The approach, Raza, an anti-racism and interfaith activist known for her pro-Israel views and opposition to Islamic extremism, told The CJN in an interview, is “non-apologetic and honest.”

But it won’t be easy, panelists agreed.

Fighting anti-Semitism from within Islam is often perceived as a dishonor that earns the tag of “self-loathing Muslim,” said California-based activist Soraya Deen, founder of the Muslim Women Speakers Movement.

Radical imams, Deen said, “spew anti-Semitism” in the United States and globally “with impunity.” Hatred of Jews is a “deeply entrenched mindset in the Muslim world.”

In her native Sri Lanka, anti-Semitic incitement is “rampant” and support for Palestinians determines what kind of Muslim one is. Deen said that because of her support of Jews and Israel, she has been called a Zionist and “Jew-lover.”

Anti-Semitism is a “triple threat,” noted Haras Rafiq, a trustee of the U.K.-based charity Muslims Against Anti-Semitism: It comes from the far left, far right, and from “Islamist” theocracies. And it’s fast becoming “part of the DNA” of mainstream Muslims.

“Islamists” are driving anti-Semitism in several ways, Rafiq explained: By dehumanizing Jews; treating them as a collective; and via the “oppression narrative” – the belief that Jews and Israel are the reasons Muslim are oppressed.

He said nearly half of Muslims in the U.K. are spreading conspiracy theories. “This has to stop. We must call out hatred and build coalitions before it gets too late.”

Another blunt assessment came from M. Zuhdi Jasser, president and founder of the American Islamic Forum for Democracy.

There is “no greater threat to humanity than the pathology” behind Muslim anti-Semitism, especially give that Muslims comprise one-quarter of the world’s population.

Jasser said he’s a Muslim Zionist because, he argued, the Qu’ran states God gave the Israelites the land of Israel as their promised land.

The recent Abraham Accords are beginning to turn the tide of Muslim anti-Semitism, he added, as imams in the United Arab Emirates are calling Israel a friend.

“If Islamist anti-Semitism is wholly confronted by modern anti-Islamist Islamic reformers, I believe it can be marginalized and ultimately defeated,” Jasser says in the CMAA’s publicity material.

Raza said the CMAA will be guided by the International Holocaust Remembrance Alliance’s (IHRA) working definition of anti-Semitism.
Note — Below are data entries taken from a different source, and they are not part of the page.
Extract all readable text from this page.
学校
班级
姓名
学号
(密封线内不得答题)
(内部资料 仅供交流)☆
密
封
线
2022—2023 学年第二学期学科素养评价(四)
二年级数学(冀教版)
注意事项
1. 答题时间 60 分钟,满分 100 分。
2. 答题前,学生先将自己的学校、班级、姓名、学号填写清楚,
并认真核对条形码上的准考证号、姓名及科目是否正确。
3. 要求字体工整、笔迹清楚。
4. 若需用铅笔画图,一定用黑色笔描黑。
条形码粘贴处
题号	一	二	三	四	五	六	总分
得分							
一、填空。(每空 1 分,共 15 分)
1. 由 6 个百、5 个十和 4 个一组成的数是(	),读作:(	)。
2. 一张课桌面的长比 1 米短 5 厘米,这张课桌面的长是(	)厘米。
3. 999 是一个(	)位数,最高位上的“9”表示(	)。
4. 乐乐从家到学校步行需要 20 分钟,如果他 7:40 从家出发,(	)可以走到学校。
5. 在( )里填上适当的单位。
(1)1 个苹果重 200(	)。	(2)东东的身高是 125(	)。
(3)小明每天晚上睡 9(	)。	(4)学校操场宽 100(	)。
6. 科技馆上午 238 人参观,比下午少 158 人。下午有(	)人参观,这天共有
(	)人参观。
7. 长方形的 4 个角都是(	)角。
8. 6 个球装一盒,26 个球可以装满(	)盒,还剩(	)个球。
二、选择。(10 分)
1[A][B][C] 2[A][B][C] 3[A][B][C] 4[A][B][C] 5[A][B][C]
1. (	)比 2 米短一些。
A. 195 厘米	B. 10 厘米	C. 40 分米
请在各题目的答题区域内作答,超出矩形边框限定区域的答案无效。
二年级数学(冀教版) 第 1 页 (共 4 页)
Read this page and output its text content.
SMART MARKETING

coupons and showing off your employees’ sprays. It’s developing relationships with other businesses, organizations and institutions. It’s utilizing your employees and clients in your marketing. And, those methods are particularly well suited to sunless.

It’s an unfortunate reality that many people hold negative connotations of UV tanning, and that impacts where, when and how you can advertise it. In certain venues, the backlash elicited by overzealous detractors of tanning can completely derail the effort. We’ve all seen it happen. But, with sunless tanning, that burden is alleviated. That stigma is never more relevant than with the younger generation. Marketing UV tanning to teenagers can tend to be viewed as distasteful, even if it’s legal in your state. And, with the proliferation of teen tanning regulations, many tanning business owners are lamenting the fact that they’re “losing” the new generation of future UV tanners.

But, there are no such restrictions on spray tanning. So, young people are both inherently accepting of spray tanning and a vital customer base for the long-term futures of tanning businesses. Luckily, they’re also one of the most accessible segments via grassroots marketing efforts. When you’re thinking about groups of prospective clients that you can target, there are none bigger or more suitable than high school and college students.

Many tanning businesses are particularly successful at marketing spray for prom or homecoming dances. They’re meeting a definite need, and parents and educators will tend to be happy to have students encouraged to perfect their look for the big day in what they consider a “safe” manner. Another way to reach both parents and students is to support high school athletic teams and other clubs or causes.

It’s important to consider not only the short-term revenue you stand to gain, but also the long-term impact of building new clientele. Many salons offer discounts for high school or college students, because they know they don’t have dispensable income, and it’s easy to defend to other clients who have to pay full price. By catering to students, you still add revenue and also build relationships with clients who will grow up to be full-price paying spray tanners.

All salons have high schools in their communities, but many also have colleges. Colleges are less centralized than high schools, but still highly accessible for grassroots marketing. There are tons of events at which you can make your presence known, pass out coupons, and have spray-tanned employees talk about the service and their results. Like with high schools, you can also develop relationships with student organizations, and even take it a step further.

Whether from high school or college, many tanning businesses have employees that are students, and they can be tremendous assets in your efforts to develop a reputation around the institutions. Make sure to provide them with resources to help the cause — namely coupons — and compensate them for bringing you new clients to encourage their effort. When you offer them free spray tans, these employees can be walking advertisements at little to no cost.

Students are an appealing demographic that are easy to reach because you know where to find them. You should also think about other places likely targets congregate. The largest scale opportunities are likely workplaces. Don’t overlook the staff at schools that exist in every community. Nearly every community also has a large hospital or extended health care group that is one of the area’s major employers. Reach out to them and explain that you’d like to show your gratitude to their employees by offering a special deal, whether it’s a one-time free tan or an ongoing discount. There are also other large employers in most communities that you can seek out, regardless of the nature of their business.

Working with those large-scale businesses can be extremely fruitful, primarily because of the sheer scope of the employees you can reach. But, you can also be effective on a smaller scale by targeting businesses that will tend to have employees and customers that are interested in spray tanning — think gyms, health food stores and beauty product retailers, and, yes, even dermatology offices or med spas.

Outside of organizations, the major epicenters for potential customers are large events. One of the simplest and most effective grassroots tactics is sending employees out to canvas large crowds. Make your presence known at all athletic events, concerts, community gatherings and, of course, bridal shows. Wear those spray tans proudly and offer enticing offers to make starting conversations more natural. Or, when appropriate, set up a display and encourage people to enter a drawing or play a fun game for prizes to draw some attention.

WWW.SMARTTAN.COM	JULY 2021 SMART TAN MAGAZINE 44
She said the organization rejects “any attempts to redefine” the IHRA wording.

Targeting hardline Muslim-majority countries for reform will be difficult “but not impossible,” she said. She told the launch that the organization must “call out” Iran, Turkey, and the Muslim Brotherhood for their anti-Semitism.

The CMAA was launched on Yom ha-Shoah “to make a point as loudly as possible.”

The organization “is under a magnifying glass so we have to step carefully,” Raza said, “but we’ll do whatever needs to be done.”